Granite Shoals Police Department issued the fake news report in their town of 5,000 just an hour northwest of the Texas capitol of Austin.
While most people weren’t fooled, one clueless citizen managed to make their way into the police station with their stash, and the Texas cops say that booking photos are coming soon.
And they really did test the meth for purity.
Poor Chastity Hopson, who’d racked up an extensive police record in Granite Shoals from 2008 to 2013 but none since, took the bait, and got booked for possession charges.
She’s pictured in the cover image, and at right.
Breaking News: Area Meth and Heroin Supply Possibly Contaminated With Ebola.
Meth and Heroin recently brought in to Central Texas as well as the ingredients used to make it could be contaminated with the life threatening disease Ebola. If you have recently purchased meth or heroin in Central Texas, please take it to the local police or sheriff department so it can be screened with a special device. DO NOT use it until it has been properly checked for possible Ebola contamination! Contact any Granite Shoals PD officer for testing. Please share in hopes we get this information to anyone who has any contaminated meth or heroin that needs tested.
Of course, the internet being the internet, people are sharing the fake idea of ebola-meth all over the place.

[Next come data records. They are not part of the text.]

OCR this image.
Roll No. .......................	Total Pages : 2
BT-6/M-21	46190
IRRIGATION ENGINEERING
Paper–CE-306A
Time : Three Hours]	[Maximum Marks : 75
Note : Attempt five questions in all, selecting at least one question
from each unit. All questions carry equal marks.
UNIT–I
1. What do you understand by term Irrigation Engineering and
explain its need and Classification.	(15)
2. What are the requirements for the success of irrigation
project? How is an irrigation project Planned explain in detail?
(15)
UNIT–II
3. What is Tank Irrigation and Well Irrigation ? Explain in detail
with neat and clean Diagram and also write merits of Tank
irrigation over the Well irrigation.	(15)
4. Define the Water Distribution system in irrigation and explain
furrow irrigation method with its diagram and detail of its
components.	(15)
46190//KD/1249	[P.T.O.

This morning, we had our first concerned citizen notify the Granite Shoals Police Department that they believed their methamphetamine may be tainted. Our officers gladly took the item for further testing. Results and booking photos are pending.
Please continue to report any possibly tainted methamphetamine or other narcotics to the Granite Shoals Police Department. Public health and safety continue to remain our #1 priority. #notkidding
Police departments around the country must be in stitches just waiting for their local methamphetamine addicts to bring their incriminating contra-band in for testing.
Unfortunately, what is a funny prank, may ultimately backfire as it could erode people’s trust in government alerts about public health.
So if you see your friends breaking news about methamphetamine contaminated with ebola, you can tell them that it’s a hoax, and if they’re Breaking Bad to stay home.
Because it’s a clever, but serious police trap.